- Thirty health IT companies part of the Electronic Health Record Association (EHRA) recently requested ONC make its health data exchange framework voluntary and build on existing standards to improve interoperability.
EHRA’s comments came after ONC issued a request for comment following the first stakeholder meeting to establish a Trusted Exchange Framework and Common Agreement on July 24.
Specifically, the association—which includes vendors such as Epic, Cerner, and Allscripts—constructed their commentary around four main points:
In addition, EHRA issued feedback specific to each of the 6 comment areas outlined by ONC.
First, the association commented on standardization. ONC stated the framework should adhere to industry and federally recognized technical standards, policies, best practices, and procedures.
EHRA highlighted the importance of not undermining the work and investments made by health IT developers, HIEs, providers, payers, and other stakeholders in establishing technical exchange standards and approaches for interoperability.
The association cited the move by HHS to invest in the EHR certification program—both 2014 edition and 2015 edition—as one example of an investment in HL7 as a standard promoting interoperability.
“This standard, which has been undergoing periodic revision based on community feedback, can be applicable for many use cases including provider-to-provider transitions, public health use cases, patient access to health information (VDT), and bulk extracts for EHR conversions or other purposes,” stated EHRA.
In total, EHRA offered 7 comments regarding ways ONC can use existing standards in developing trusted exchange framework.
Next, the association issued comments about the need for further transparency in data exchange. EHRA agreed, but stated participating in the trusted exchange framework should be voluntary.
“Failure to adhere should not be considered de facto information blocking when other methods are used to exchange information,” stated the association. “Additionally, ONC should avoid conflating a trust agreement with specific service agreements or network agreements and not seek to draft such detailed agreements. Rather, its focus should be on core principles that various Trust Frameworks should support to enable essential consistency across networks.”
The third comment area focused on the importance of cooperation and non-discrimination.
EHRA supported the general principle proposed by stakeholder groups, but noted that providers and exchange partners may seek to negotiate provisions for purposes beyond treatment for direct patient care.
Fourth, EHRA stated its agreement for all provisions regarding security and patient safety.
In the fifth comment area about data access, EHRA agreed all patients and caregivers should have easy access to electronic health information. However, undersigned health IT companies clarified that not all exchange frameworks are focused on patients or caregivers.

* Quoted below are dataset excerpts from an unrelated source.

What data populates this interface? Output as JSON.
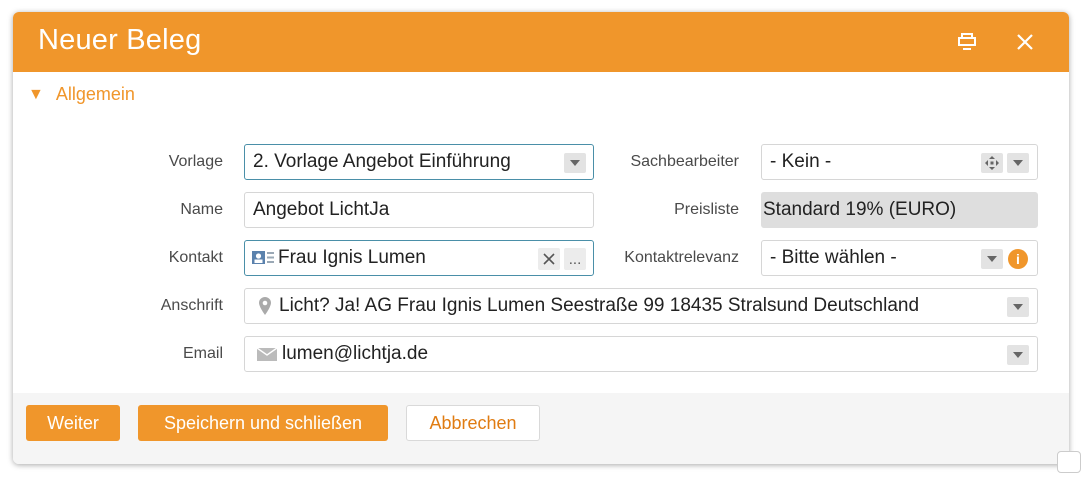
{
  "dialog": {
    "title": "Neuer Beleg",
    "section_label": "Allgemein"
  },
  "labels": {
    "vorlage": "Vorlage",
    "name": "Name",
    "kontakt": "Kontakt",
    "anschrift": "Anschrift",
    "email": "Email",
    "sachbearbeiter": "Sachbearbeiter",
    "preisliste": "Preisliste",
    "kontaktrelevanz": "Kontaktrelevanz"
  },
  "values": {
    "vorlage": "2. Vorlage Angebot Einführung",
    "name": "Angebot LichtJa",
    "kontakt": "Frau Ignis Lumen",
    "anschrift": "Licht? Ja! AG Frau Ignis Lumen Seestraße 99 18435 Stralsund Deutschland",
    "email": "lumen@lichtja.de",
    "sachbearbeiter": "- Kein -",
    "preisliste": "Standard 19% (EURO)",
    "kontaktrelevanz": "- Bitte wählen -"
  },
  "buttons": {
    "weiter": "Weiter",
    "speichern": "Speichern und schließen",
    "abbrechen": "Abbrechen",
    "kontakt_more": "..."
  },
  "colors": {
    "accent": "#f0962b",
    "focus_border": "#4a8fa8"
  },
  "icons": {
    "restore": "window-restore-icon",
    "close": "close-icon",
    "contact_card": "contact-card-icon",
    "location": "location-pin-icon",
    "mail": "envelope-icon",
    "info": "info-icon",
    "move": "move-arrows-icon"
  }
}
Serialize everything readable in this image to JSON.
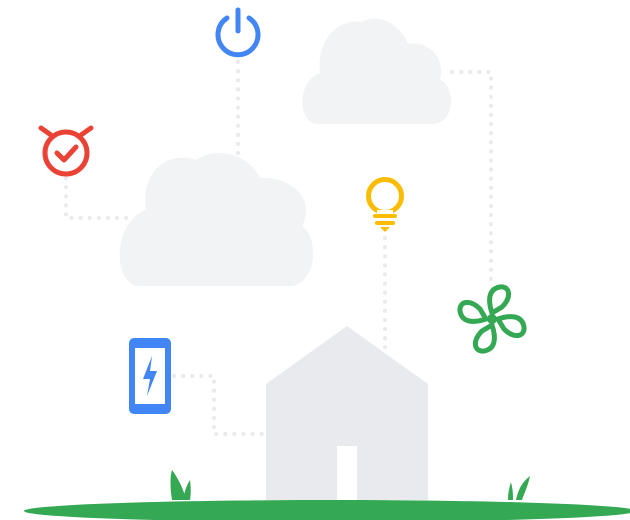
{
  "illustration": {
    "colors": {
      "background": "#ffffff",
      "cloud": "#f1f3f4",
      "house": "#e8eaed",
      "door": "#ffffff",
      "connector": "#e8eaed",
      "ground": "#34a853",
      "grass": "#34a853",
      "power": "#4285f4",
      "alarm": "#ea4335",
      "bulb": "#fbbc04",
      "fan": "#34a853",
      "phone": "#4285f4"
    },
    "elements": [
      {
        "name": "cloud-top-right",
        "kind": "cloud"
      },
      {
        "name": "cloud-center",
        "kind": "cloud"
      },
      {
        "name": "house",
        "kind": "house"
      },
      {
        "name": "ground",
        "kind": "ground"
      },
      {
        "name": "power-icon",
        "kind": "icon"
      },
      {
        "name": "alarm-clock-icon",
        "kind": "icon"
      },
      {
        "name": "light-bulb-icon",
        "kind": "icon"
      },
      {
        "name": "fan-icon",
        "kind": "icon"
      },
      {
        "name": "phone-charging-icon",
        "kind": "icon"
      }
    ]
  }
}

“Additionally, we see a need to clarify “caregiver” in this context: a patient’s clinician, a family member or friend, or both?” wrote EHRA.
In the sixth and final comment area about data-driven choice, EHRA also sought further clarification.
“We seek clarification on the statutory basis for this approach, and how it may relate to initiatives already in place through quality measures and enabling access to certain claims data that is already progressing in this space,” wrote the association.
Additionally, EHRA requested this stipulation not be a requirement for all networks.
At the conclusion of the letter, the association submitted general comments pointing out the comment areas seemed to diverge a bit from the initial aims laid out in the Cures Act.
“It will be important to distinguish between statutory requirements and ONC policy goals,” they advised.